Kadin menghitung industri berskala besar dan sedang tidak akan terlalu terdampak karena menggunakan BBM non subsidi, tetapi untuk skala UMKM tentu akan langsung menyesuaikan sehingga perlu insentif..
Jakarta (ANTARA) -
Ketua Umum Kamar Dagang dan Industri (Kadin) Indonesia Arsjad Rasjid mengutarakan harapannya agar pemerintah menyiapkan strategi yang tepat dalam rangka mengendalikan inflasi usai harga Bahan Bakar Minyak (BBM) dinaikkan.
 
Arsjad dalam keterangan resmi di Jakarta, Minggu, mengemukakan bahwa kondisi perekonomian global, termasuk Indonesia sedang dalam masa pemulihan dan trennya terus membaik serta mengarah pada pertumbuhan. Namun, masih banyak tantangan yang harus dihadapi, seperti risiko resesi global, inflasi energi dan pangan, dikarenakan perang Rusia dan Ukraina.
 
“Kondisi ini yang membuat kita juga harus memiliki strategi, termasuk dalam persoalan fiskal. Dalam kondisi pemulihan dan ancaman resesi global, ruang fiskal kita membutuhkan keleluasaan untuk bergerak lincah menjaga keseimbangan keuangan negara dan dorongan agar ekonomi tetap tumbuh," ujar Arsjad.
 
Saat ini, ia mengingatkan bahwa subsidi menghabiskan sekitar 25 persen dari Anggaran Pendapatan dan Belanja Negara (APBN) tahun 2022, yang merupakan angka yang sangat besar. Tetapi persoalannya, sekitar 70 persen subsidi BBM dinikmati oleh kelompok yang mampu.
 
Kondisi tersebut dinilai memperlihatkan subsidi BBM tidak tepat sasaran, padahal tujuan utama dari alokasi subsidi adalah untuk menjaga stabilitas harga dan daya beli masyarakat pada golongan pra-sejahtera.
 
Dengan demikian, Arsjad menilai masyarakat miskin dan rentan memerlukan bantuan yang lebih tepat, sehingga langkah pemerintah mengalokasikan 25 persen dana APBN dengan bantuan sosial (bansos) atau bantuan langsung tunai (BLT) sudah tepat agar Indonesia bisa keluar dari jeratan subsidi BBM yang buruk untuk lingkungan.
Baca juga: Pemerintah berharap penurunan subsidi BBM bikin ekonomi RI lebih kuat
 
Dari sudut dunia usaha, dirinya mengaku kenaikan BBM akan menimbulkan kenaikan harga di beberapa sektor, terutama transportasi dan logistik. Akibat biaya logistik yang naik, barang dan jasa juga akan terkerek naik terutama di UMKM yang memiliki ketergantungan tinggi akan BBM.

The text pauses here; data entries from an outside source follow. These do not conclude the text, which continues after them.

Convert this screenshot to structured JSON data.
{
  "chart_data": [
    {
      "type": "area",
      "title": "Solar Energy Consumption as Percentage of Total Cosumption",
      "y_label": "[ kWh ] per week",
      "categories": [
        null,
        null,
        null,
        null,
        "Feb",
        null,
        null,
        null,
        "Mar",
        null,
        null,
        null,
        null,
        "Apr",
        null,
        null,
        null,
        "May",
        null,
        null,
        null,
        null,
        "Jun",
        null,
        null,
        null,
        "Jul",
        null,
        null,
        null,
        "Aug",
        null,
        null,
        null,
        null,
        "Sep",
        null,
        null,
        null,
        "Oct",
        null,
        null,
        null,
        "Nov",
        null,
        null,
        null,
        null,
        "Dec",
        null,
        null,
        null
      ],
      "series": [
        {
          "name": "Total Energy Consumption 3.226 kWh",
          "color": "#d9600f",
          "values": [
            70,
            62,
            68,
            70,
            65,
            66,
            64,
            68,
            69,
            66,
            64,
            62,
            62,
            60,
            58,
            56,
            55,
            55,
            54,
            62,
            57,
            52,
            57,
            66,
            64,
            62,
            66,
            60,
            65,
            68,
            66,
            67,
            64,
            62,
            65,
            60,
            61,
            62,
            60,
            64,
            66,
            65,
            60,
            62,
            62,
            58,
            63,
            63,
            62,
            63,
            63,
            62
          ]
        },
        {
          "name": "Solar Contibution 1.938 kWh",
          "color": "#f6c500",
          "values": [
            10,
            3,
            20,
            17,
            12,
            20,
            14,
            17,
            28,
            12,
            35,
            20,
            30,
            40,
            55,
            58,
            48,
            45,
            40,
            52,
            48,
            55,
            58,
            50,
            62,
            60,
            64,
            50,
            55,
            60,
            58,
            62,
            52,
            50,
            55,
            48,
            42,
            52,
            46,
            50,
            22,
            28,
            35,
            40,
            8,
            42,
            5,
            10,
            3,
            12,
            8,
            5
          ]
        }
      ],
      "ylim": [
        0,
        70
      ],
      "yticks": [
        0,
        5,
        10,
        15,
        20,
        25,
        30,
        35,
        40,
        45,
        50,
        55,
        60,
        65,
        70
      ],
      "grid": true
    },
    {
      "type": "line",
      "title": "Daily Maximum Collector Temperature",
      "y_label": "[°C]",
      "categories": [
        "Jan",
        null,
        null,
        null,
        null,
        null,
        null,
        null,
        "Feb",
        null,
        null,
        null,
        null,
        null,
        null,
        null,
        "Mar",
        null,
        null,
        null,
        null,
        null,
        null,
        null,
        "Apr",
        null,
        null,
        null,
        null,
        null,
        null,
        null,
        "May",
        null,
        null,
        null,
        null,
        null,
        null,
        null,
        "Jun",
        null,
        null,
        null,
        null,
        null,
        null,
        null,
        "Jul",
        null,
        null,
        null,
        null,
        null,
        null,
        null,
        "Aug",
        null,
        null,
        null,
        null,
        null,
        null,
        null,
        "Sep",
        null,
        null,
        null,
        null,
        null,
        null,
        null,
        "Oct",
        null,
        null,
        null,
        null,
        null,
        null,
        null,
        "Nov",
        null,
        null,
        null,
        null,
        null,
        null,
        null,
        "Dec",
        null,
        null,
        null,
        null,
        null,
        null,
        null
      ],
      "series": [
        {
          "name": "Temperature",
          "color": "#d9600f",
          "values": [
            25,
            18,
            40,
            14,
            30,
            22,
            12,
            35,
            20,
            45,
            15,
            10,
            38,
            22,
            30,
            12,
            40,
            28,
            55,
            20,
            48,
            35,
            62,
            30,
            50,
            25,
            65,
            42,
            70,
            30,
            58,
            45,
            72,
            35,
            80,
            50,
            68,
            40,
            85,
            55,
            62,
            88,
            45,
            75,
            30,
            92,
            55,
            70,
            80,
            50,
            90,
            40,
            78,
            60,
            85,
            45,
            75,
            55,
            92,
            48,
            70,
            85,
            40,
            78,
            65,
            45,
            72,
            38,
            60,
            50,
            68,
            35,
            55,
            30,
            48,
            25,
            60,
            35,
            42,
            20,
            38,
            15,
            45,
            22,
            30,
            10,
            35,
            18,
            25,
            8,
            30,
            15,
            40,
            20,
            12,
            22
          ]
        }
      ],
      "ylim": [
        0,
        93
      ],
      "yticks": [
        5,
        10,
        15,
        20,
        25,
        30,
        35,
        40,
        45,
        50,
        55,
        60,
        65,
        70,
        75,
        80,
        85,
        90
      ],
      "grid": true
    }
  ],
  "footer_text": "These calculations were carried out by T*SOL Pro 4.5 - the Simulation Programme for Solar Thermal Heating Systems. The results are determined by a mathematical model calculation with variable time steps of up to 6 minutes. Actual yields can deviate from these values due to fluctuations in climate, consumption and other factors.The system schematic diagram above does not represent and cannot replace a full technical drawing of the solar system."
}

“Namun tidak ada cara lain untuk menanggung konsekuensi ini bersama. Kadin menghitung industri berskala besar dan sedang tidak akan terlalu terdampak karena menggunakan BBM non subsidi, tetapi untuk skala UMKM tentu akan langsung menyesuaikan sehingga perlu insentif seperti subsidi bunga KUR, insentif pajak hingga permodalan,” tegasnya.

Di sisi lain, ia menyarankan agar pemerintah menaikkan upah minimum tahun 2023 sejalan dengan inflasi yang melonjak, serta mempersiapkan rencana panjang lantaran ketergantungan pada BBM subsidi harus dilepas secara perlahan karena dunia global sudah mulai bergerak menuju energi baru dan terbarukan yang lebih baik untuk keberlangsungan lingkungan dan dunia usaha.

Indonesia memiliki kekayaan alam yang bisa dijadikan sumber energi baru terbarukan seperti geotermal, angin, surya, hidro, dan beberapa sumber mineral seperti nikel, sudah seharusnya berada di garda terdepan untuk proses transisi energi terbarukan.
 
Dengan begitu, sambung dia, jangan sampai APBN terus tergerus untuk subsidi energi fosil yang sudah ditinggalkan negara-negara maju. APBN untuk sektor energi harus digunakan melihat ke masa depan dengan membangun ekosistem ekonomi hijau seperti industri kendaraan listrik serta ekonomi digital dengan membangun infrastruktur digital.
 
"Tentunya transisi ini harus didukung dengan kebijakan fiskal lainnya seperti insentif dan pengurangan pajak pada pelaku usaha di bidang energi terbarukan agar transisi energi bisa dipercepat,” ucap Arsjad.